Hi!
I am working on my project where I render a very, very large terrain. 40 000 square kilometres. Or about 25 000 square miles. That’s the size of Southwestern Ontario and then a bit. Or about 1/6 the size of the United Kingdom.
Since this is so massively huge, I obviously couldn’t just render it and stick it in a display list. This is because that would take absolutely forever, and would have to do that every time the terrain is changed. That may be a lot, so that is out of the question.
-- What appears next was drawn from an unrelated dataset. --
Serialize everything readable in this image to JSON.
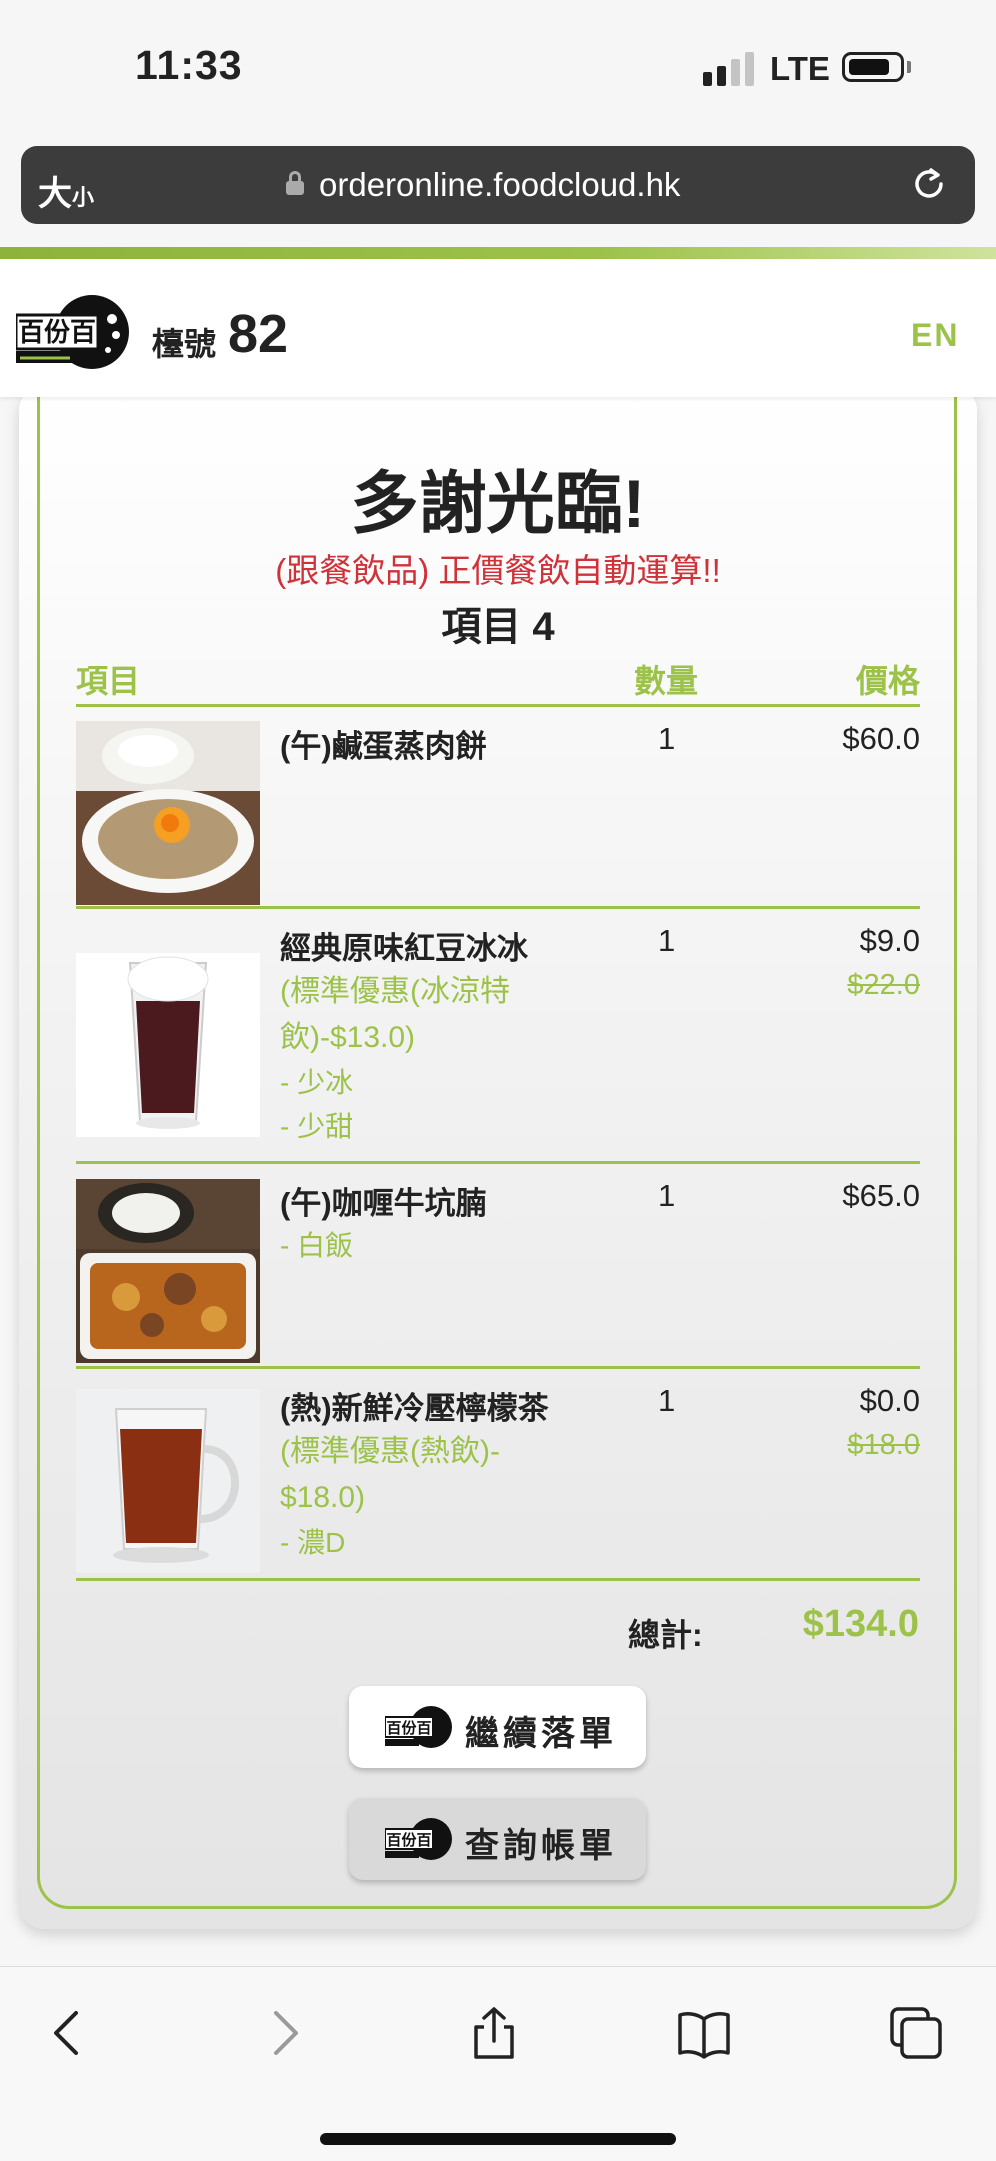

I’ve decided to take the same approach as Minecraft and many other games, by dividing up the terrain into manageable chunks. I then render one of these every frame or so, and store that in a display list. That works really, really well. Up to a point. I was trying to make it so that I could see the entire terrain at once, in a sort of overview mode. I sat and watched the chunks draw and load, and it was fantastic. I still have some work to do with the lighting and the normals, but it looks good.
And then this happened.
That was just the beginning. It spiked to 99% of my CPU usage, and it actually made my sound stop working and my wacom tablet driver to freeze and stop responding. I decided that that wouldn’t make a very good point in a feature list.
And after some fiddling, that brings me here. Asking how any of you managed to wrangle using large terrains. I know that I could just do some trig and such to find out how many chunks are displayed at the current view level and bla bla bla, but I want to see if there are any additional things that I could do, because I want the rendering and graphics to be extremely fast, because the logic is most likely going to be very CPU intensive.
So if you have any ideas or solutions for me, just let me know!